A direção de fotografia está a cargo de Lucien Ballard, já então um veterano de guerras passadas. Ele deve ter tirado folga de algum projeto com Peckinpah. Hathaway é mais normativo, e isso também se vislumbra cedo na imagem. O filme, mais clássico, voltado para uma edição menos opaca que as do diretor de The Wild Bunch, não contém os experimentos com câmera lenta, nem as intrincadas coreografias, que convertem as cenas de tiroteio ou de embriaguez e desordem num verdadeiro balé. No entanto, já estamos num tempo em que as externas têm relevância irreversível. E há, por igual, algo de muito atraente nas cenas de combate. Como no tiroteio final, que mais parece uma gesta. Ele é assistido por Mattie no outeiro, feito estivesse numa tribuna. E é emblemática essa cena em que Cogburn, prendendo as rédeas com os dentes, precipita-se na direção dos três bandidos, ao modo de um cavaleiro medieval. Porta em uma das mãos a pistola; na outro, o rifle. E os faz deitar fogo por todos os poros.

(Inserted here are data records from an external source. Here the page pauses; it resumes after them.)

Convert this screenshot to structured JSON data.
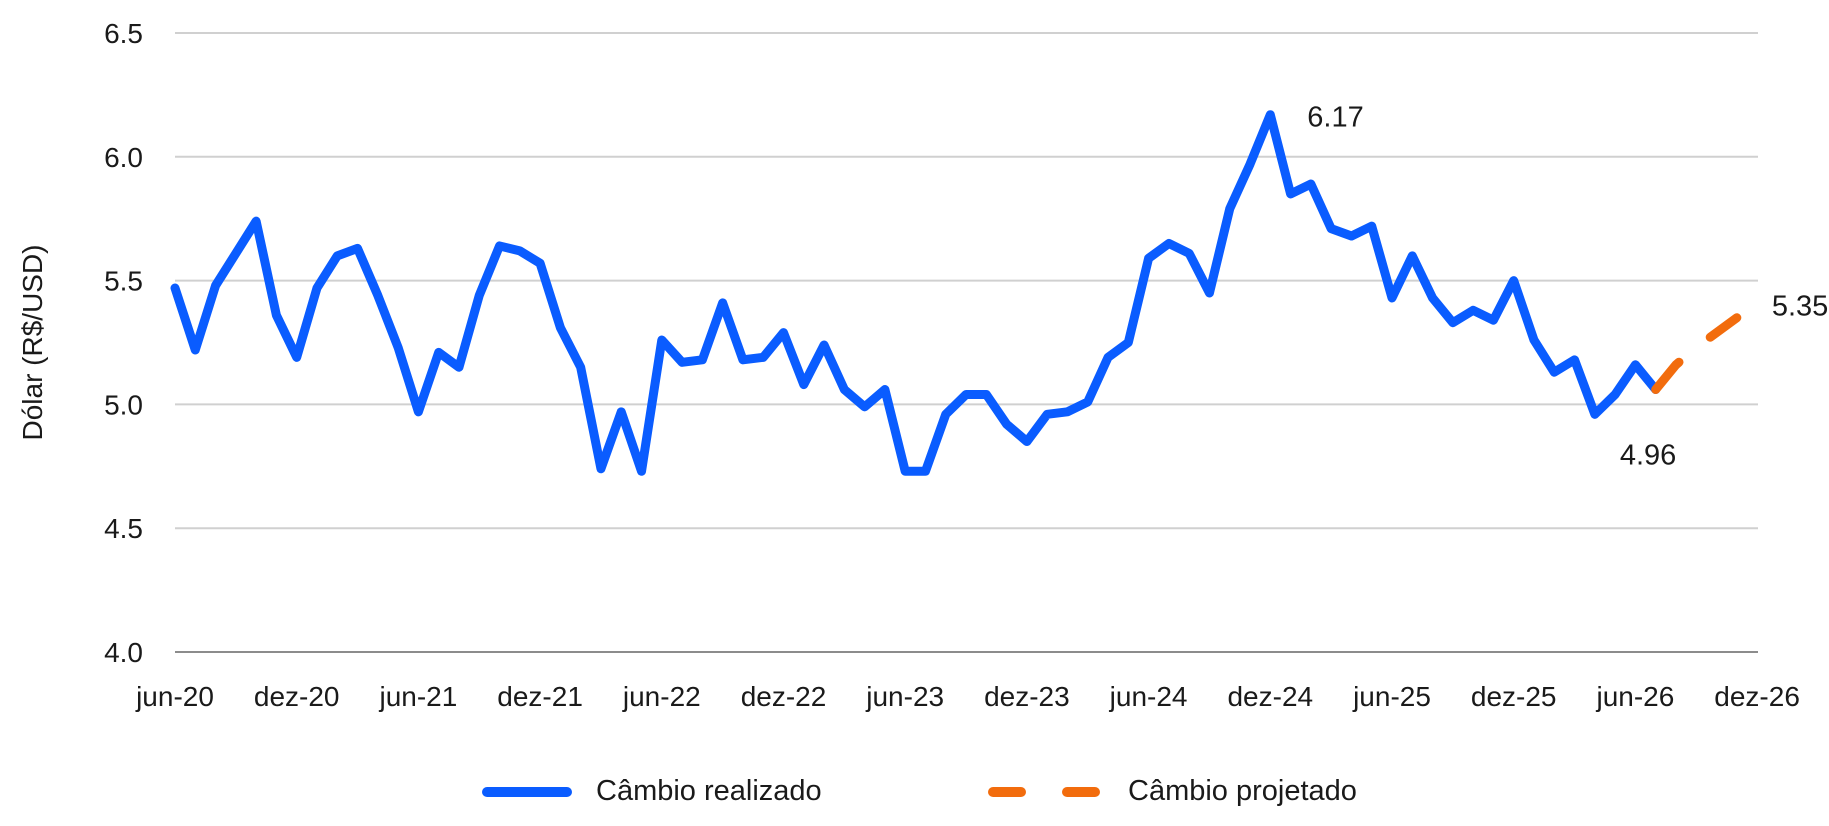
{
  "colors": {
    "realized": "#0a5cff",
    "projected": "#f26c0d",
    "grid": "#d0d0d0",
    "axis": "#8c8c8c"
  },
  "chart_data": {
    "type": "line",
    "ylabel": "Dólar (R$/USD)",
    "ylim": [
      4.0,
      6.5
    ],
    "yticks": [
      "4.0",
      "4.5",
      "5.0",
      "5.5",
      "6.0",
      "6.5"
    ],
    "xticks": [
      "jun-20",
      "dez-20",
      "jun-21",
      "dez-21",
      "jun-22",
      "dez-22",
      "jun-23",
      "dez-23",
      "jun-24",
      "dez-24",
      "jun-25",
      "dez-25",
      "jun-26",
      "dez-26"
    ],
    "grid": true,
    "legend": "bottom",
    "series": [
      {
        "name": "Câmbio realizado",
        "style": "solid",
        "x_start": "jun-20",
        "values": [
          5.47,
          5.22,
          5.48,
          5.61,
          5.74,
          5.36,
          5.19,
          5.47,
          5.6,
          5.63,
          5.44,
          5.23,
          4.97,
          5.21,
          5.15,
          5.44,
          5.64,
          5.62,
          5.57,
          5.31,
          5.15,
          4.74,
          4.97,
          4.73,
          5.26,
          5.17,
          5.18,
          5.41,
          5.18,
          5.19,
          5.29,
          5.08,
          5.24,
          5.06,
          4.99,
          5.06,
          4.73,
          4.73,
          4.96,
          5.04,
          5.04,
          4.92,
          4.85,
          4.96,
          4.97,
          5.01,
          5.19,
          5.25,
          5.59,
          5.65,
          5.61,
          5.45,
          5.79,
          5.97,
          6.17,
          5.85,
          5.89,
          5.71,
          5.68,
          5.72,
          5.43,
          5.6,
          5.43,
          5.33,
          5.38,
          5.34,
          5.5,
          5.26,
          5.13,
          5.18,
          4.96,
          5.04,
          5.16,
          5.06
        ]
      },
      {
        "name": "Câmbio projetado",
        "style": "dashed",
        "x_start": "ago-26",
        "values": [
          5.06,
          5.16,
          5.23,
          5.29,
          5.35
        ]
      }
    ],
    "annotations": [
      "6.17",
      "4.96",
      "5.35"
    ]
  }
}
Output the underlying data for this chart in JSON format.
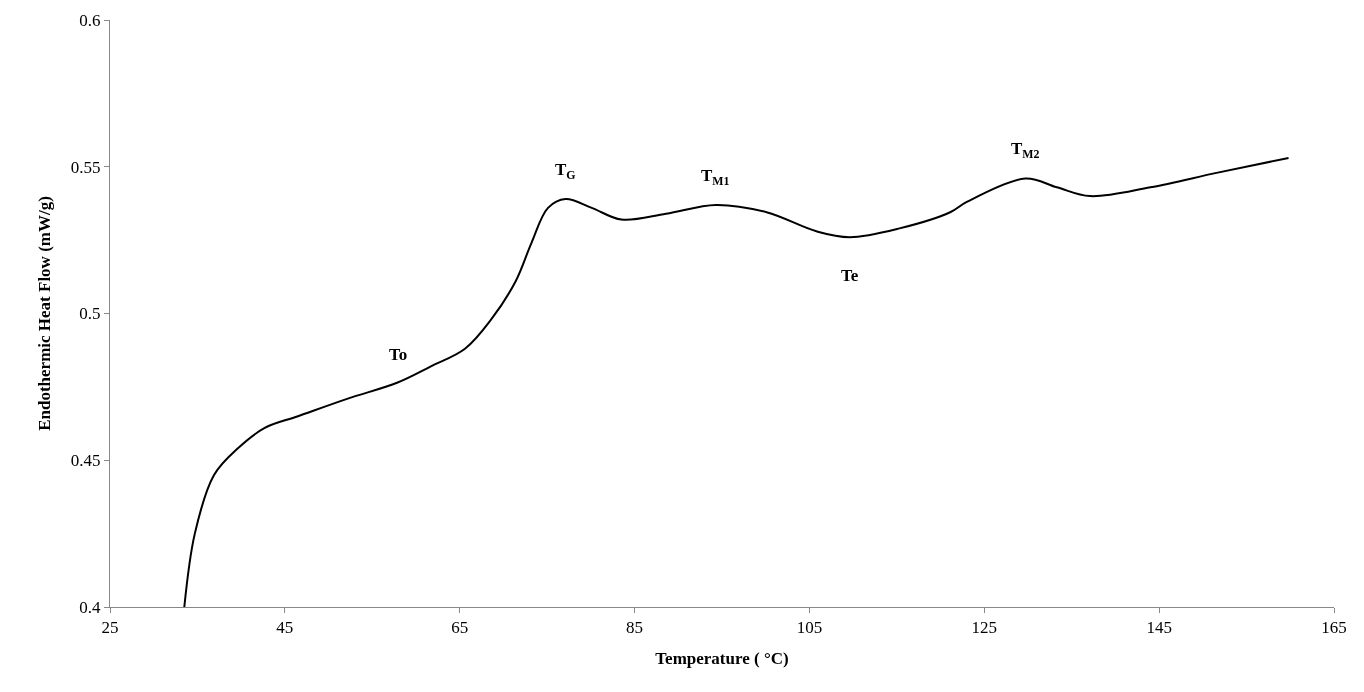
{
  "chart_data": {
    "type": "line",
    "xlabel": "Temperature ( °C)",
    "ylabel": "Endothermic Heat Flow (mW/g)",
    "x": [
      33.5,
      34.7,
      36.9,
      39.6,
      42.7,
      46.5,
      52.2,
      57.9,
      61.7,
      65.6,
      68.6,
      71.4,
      73.2,
      75.1,
      77.1,
      80.1,
      83.5,
      88.6,
      94.3,
      100.1,
      105.8,
      109.6,
      115.3,
      121.1,
      123.0,
      129.7,
      133.3,
      137.1,
      144.0,
      151.7,
      159.8
    ],
    "series": [
      {
        "color": "#000000",
        "values": [
          0.4,
          0.425,
          0.445,
          0.454,
          0.461,
          0.465,
          0.471,
          0.4765,
          0.482,
          0.488,
          0.498,
          0.511,
          0.524,
          0.536,
          0.539,
          0.536,
          0.532,
          0.534,
          0.537,
          0.5345,
          0.528,
          0.526,
          0.529,
          0.5345,
          0.538,
          0.546,
          0.543,
          0.54,
          0.543,
          0.548,
          0.553
        ]
      }
    ],
    "xlim": [
      25,
      165
    ],
    "xticks": [
      25,
      45,
      65,
      85,
      105,
      125,
      145,
      165
    ],
    "ylim": [
      0.4,
      0.6
    ],
    "yticks": [
      0.4,
      0.45,
      0.5,
      0.55,
      0.6
    ],
    "marker": "none",
    "line_style": "solid",
    "annotations": [
      {
        "text": "To",
        "x": 57.9,
        "y": 0.4765
      },
      {
        "text": "T$_{G}$",
        "x": 77.1,
        "y": 0.539
      },
      {
        "text": "T$_{M1}$",
        "x": 94.3,
        "y": 0.537
      },
      {
        "text": "Te",
        "x": 109.6,
        "y": 0.526
      },
      {
        "text": "T$_{M2}$",
        "x": 129.7,
        "y": 0.546
      }
    ]
  }
}
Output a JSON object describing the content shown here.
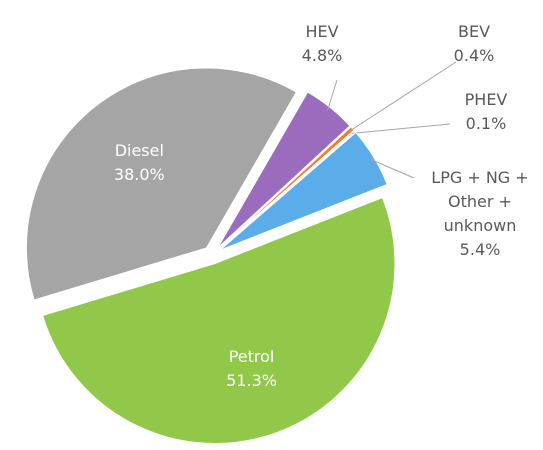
{
  "chart_data": {
    "type": "pie",
    "categories": [
      "HEV",
      "BEV",
      "PHEV",
      "LPG + NG + Other + unknown",
      "Petrol",
      "Diesel"
    ],
    "values": [
      4.8,
      0.4,
      0.1,
      5.4,
      51.3,
      38.0
    ],
    "value_labels": [
      "4.8%",
      "0.4%",
      "0.1%",
      "5.4%",
      "51.3%",
      "38.0%"
    ],
    "colors": [
      "#9b6cbd",
      "#ed7d31",
      "#e05a5a",
      "#5badea",
      "#92c84a",
      "#a5a5a5"
    ]
  }
}
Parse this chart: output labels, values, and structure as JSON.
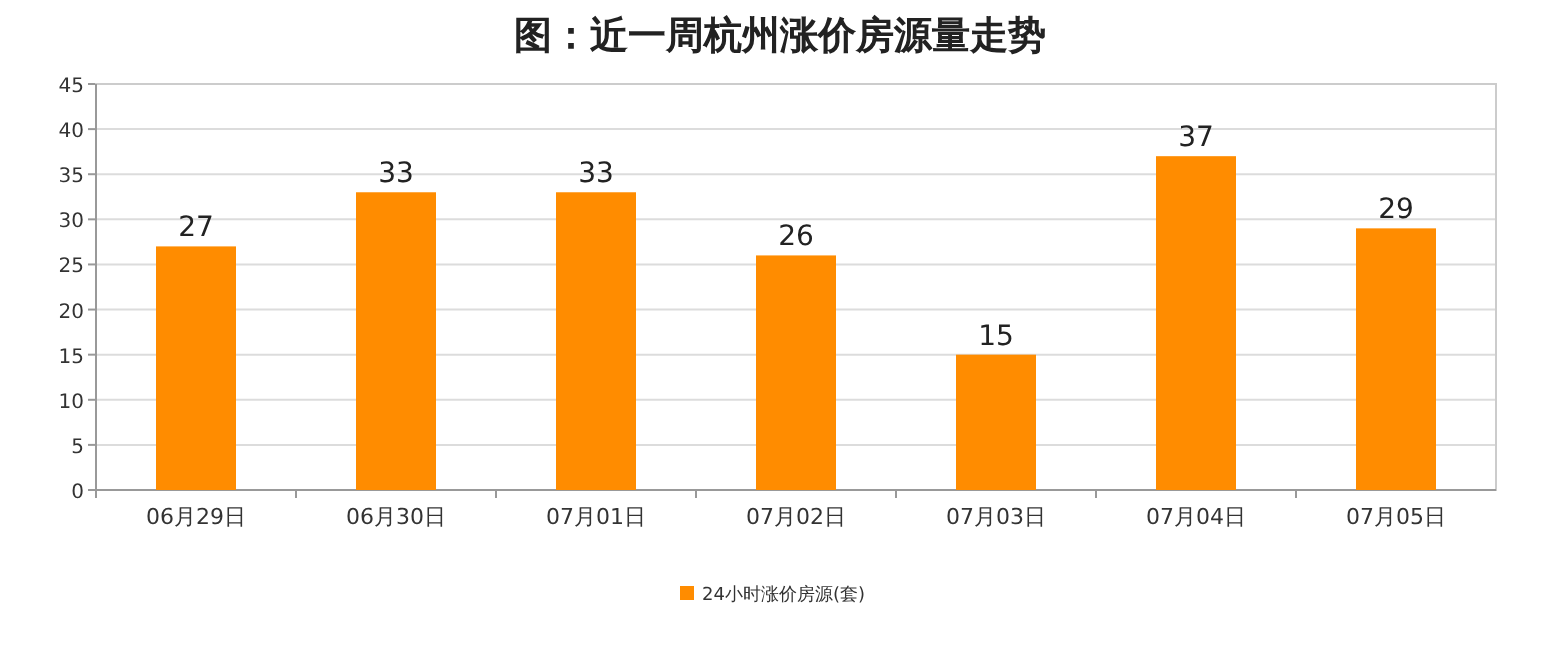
{
  "chart_data": {
    "type": "bar",
    "title": "图：近一周杭州涨价房源量走势",
    "categories": [
      "06月29日",
      "06月30日",
      "07月01日",
      "07月02日",
      "07月03日",
      "07月04日",
      "07月05日"
    ],
    "series": [
      {
        "name": "24小时涨价房源(套)",
        "color": "#ff8c00",
        "values": [
          27,
          33,
          33,
          26,
          15,
          37,
          29
        ]
      }
    ],
    "ylim": [
      0,
      45
    ],
    "yticks": [
      0,
      5,
      10,
      15,
      20,
      25,
      30,
      35,
      40,
      45
    ],
    "grid": "y",
    "legend": "bottom",
    "data_labels": true
  }
}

É a última performance memorável de John Wayne. E não é pouco. Para todos os efeitos, dava-se por certo, à época, que essa última valsa já fora bailada em The Man Who Shot Liberty Valance (1964), a despedida de Ford. Nela, Wayne contracena novamente com Vera Miles e Jimmy Stewart. Não foi assim. E, sem embargo, por mais que se aprecie o desempenho de Wayne, quem dá o tom do filme é Kim Darby.